Carlo Ratti at the World Economic Forum in 2016 (Photo: Faruk Pinjo © World Economic Forum, via Flickr)
The integration of other disciplines outside of architecture into an architecture exhibition is not surprising given that, in addition to being a practicing architect, Ratti, who was trained as an architect and engineer, directs MIT's Senseable City Lab, a research group that investigates how digital devices impact urban living, and he is responsible for numerous inventions, including Scribit, a whiteboard-writing robot. But given the outsized role of buildings in the contribution to global carbon emissions, Ratti gives architecture prominence over other fields, contending that “architecture [is] among the main culprits in the degradation of our planet.”

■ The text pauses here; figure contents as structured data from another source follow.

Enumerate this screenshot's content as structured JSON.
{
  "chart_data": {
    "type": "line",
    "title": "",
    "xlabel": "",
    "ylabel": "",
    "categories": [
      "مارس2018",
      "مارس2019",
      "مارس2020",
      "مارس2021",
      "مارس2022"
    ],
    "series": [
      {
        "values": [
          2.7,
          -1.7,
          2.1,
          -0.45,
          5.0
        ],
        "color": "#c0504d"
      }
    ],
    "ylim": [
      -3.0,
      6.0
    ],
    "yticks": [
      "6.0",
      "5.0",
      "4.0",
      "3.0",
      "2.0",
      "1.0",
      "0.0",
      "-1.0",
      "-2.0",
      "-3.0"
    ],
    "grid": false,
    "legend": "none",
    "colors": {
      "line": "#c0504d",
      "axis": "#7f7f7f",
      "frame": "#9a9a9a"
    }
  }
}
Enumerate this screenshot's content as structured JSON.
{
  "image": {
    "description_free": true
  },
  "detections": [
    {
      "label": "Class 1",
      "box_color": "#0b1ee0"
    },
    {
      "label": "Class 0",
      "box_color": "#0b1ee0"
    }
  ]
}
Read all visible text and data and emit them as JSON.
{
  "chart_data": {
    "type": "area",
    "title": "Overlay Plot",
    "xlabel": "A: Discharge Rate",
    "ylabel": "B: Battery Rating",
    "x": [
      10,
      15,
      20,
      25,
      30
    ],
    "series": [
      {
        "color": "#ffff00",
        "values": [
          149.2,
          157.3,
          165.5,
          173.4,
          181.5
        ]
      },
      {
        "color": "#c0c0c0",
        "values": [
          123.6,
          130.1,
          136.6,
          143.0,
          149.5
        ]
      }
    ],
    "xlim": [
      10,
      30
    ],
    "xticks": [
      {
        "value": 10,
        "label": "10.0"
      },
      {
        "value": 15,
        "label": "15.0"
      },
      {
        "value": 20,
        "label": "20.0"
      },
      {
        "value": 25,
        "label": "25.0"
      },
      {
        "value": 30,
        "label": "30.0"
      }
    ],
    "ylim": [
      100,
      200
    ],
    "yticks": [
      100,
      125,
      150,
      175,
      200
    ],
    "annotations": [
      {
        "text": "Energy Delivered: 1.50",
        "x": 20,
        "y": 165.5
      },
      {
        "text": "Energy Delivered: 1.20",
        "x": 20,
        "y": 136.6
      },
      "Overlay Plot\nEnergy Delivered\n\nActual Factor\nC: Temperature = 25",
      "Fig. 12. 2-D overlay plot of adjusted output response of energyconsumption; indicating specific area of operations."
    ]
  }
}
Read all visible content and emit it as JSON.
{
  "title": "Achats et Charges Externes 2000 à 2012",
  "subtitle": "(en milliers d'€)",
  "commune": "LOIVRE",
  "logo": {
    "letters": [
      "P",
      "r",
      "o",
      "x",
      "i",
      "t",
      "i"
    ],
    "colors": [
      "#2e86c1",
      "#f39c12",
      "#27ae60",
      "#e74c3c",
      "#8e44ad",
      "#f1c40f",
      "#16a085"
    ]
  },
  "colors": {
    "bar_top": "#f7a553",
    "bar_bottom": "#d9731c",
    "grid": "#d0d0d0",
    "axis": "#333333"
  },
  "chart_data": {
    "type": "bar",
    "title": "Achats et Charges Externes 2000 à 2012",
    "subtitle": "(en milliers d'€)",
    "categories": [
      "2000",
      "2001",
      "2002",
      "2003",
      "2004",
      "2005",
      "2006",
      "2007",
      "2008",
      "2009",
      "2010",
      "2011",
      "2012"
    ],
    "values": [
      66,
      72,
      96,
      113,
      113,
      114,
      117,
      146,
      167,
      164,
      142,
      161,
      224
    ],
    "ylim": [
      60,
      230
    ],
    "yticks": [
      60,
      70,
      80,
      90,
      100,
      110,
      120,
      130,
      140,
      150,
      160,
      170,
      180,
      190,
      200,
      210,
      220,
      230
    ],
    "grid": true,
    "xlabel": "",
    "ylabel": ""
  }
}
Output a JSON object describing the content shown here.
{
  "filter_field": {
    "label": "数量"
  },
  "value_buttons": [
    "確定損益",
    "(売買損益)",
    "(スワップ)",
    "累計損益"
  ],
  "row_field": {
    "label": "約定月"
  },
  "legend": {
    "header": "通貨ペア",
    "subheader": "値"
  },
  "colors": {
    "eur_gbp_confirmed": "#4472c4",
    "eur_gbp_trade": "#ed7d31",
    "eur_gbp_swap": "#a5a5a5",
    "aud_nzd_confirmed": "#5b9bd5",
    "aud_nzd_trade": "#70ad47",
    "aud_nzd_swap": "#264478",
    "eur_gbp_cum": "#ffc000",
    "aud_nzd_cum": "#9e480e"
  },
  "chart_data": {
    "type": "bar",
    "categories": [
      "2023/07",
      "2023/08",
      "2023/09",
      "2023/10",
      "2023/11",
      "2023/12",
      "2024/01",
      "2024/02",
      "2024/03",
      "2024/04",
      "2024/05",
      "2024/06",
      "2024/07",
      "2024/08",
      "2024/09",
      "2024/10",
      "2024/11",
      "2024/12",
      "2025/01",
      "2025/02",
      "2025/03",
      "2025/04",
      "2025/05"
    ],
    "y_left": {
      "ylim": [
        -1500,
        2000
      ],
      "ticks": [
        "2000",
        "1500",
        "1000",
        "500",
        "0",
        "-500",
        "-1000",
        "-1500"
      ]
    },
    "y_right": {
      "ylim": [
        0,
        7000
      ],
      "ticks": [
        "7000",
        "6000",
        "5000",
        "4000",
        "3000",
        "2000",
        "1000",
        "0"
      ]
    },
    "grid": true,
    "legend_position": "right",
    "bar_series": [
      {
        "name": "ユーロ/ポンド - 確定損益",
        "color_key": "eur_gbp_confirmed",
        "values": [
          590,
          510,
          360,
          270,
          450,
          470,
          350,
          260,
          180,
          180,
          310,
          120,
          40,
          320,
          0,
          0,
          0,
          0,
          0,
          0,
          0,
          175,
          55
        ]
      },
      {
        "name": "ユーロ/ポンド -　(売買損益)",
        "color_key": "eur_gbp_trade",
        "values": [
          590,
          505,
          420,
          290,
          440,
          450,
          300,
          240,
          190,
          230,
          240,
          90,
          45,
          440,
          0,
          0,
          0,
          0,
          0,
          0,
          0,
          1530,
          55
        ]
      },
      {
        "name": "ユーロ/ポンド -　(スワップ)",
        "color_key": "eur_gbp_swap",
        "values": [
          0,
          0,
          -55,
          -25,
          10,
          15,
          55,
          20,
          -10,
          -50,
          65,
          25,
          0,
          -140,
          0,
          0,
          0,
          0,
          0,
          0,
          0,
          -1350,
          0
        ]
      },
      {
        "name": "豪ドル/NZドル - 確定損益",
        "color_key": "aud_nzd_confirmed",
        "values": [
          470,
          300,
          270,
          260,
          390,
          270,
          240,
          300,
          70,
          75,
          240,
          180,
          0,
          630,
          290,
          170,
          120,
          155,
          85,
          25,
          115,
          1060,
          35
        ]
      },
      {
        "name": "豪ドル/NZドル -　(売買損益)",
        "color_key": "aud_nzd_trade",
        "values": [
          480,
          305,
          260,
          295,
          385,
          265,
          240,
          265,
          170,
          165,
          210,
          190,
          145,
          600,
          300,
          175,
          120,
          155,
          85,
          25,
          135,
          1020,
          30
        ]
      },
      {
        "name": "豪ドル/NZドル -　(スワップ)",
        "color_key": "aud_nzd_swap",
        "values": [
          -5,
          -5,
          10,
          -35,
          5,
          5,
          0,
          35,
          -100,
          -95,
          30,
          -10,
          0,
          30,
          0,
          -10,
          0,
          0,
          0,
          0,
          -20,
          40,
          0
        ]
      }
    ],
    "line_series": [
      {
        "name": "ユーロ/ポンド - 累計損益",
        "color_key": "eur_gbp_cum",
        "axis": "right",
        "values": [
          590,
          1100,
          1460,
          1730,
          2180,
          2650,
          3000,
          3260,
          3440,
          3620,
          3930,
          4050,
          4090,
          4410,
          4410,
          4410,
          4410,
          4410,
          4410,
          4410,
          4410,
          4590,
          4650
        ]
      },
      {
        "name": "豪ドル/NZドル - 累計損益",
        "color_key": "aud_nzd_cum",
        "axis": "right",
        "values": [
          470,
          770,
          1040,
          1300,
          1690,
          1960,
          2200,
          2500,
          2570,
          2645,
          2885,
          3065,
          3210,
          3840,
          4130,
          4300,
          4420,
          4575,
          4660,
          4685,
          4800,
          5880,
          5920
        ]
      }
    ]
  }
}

Sounding more than midly sci-fi, the exhibition “will cast architects in the role of ‘mutagens’ stimulating natural evolutionary processes and sending them off in new directions” to create “design proposals and many other experiments, exploring a definition of ‘intelligence’ as an ability to adapt to the environment with limited resources, knowledge, or power.” Ratti foresees that some of the ideas generated by the theme “are destined to fail, [but] others may point us toward redemption.”
With recent Biennales foregrounding, among other things, building fundamentals (Rem Koolhaas in 2014), socially engaged projects (Alejandro Aravena in 2016), and the overlooked contributions of Africa and the African diaspora (Lesley Lokko in 2023), Intelligens promises to be the most tech-heavy and science-inflected architecture exhibition in Venice since Kurt W. Forster's Metamorph in 2004 and Aaron Betsky's Out There: Architecture Beyond Building in 2008.
The announcement of the title/theme also defines the “four methodological pillars” that Ratti's exhibition are founded on. Most surprising, at least to this writer, is the closing of the large Central Pavilion in the Giardini for renovation, a situation that will force the display of contributions to happen elsewhere, be it on the Biennale grounds or across Vencie. The four pillars, per yesterday's announcement:
- Transdisciplinarity: architectural projects will be collaborations between multiple professionals, with the objective of advancing scientific knowledge whenever possible.
- Living Lab: as the Central Pavilion at the Giardini will be under renovation in 2025, it will be replaced by a number of special projects that will leverage Venice and the outdoor areas of the Biennale Exhibition venues as a Living Lab, merging interacting forms of intelligence.
- Space For Ideas: at a time of crisis, we need to embrace a collaborative approach to design. As of May 7, 2024, a public venue for the submission of ideas is open on the website of La Biennale, fostering an expansive heterogeneity of voices, visions, and suggestions.
- Circularity Protocol: the Exhibition aims to set unprecedented goals for circularity. A Circularity Manifesto will be developed to define clear directions and a new standard for the future of cultural events.
Lastly, although the participating national pavilions typically have the free choice of following the theme of the main International Architecture Exhibition or pursuing another theme determined by their own curators (outside of Rem's 2014 “Absorbing Modernity” mandate), Ratti is “encouraging” the participating countries to "address the common prompt of ‘One place, one solution,’ ‘showcasing how local ingenuity can address our time’s existential challenge that can only be tackled in a cooperative manner, reflecting a multiplicity of approaches. If every country brings one success to the table, together we can assemble a global kit for adapting to the future.’ Given that, with exactly one year to go until the 2025 Venice Architecture Biennale opens, numerous countries have already chosen their curators and started the process for developing their pavilions, so it remains to be seen if they heed Ratti's call for each place to offer one solution.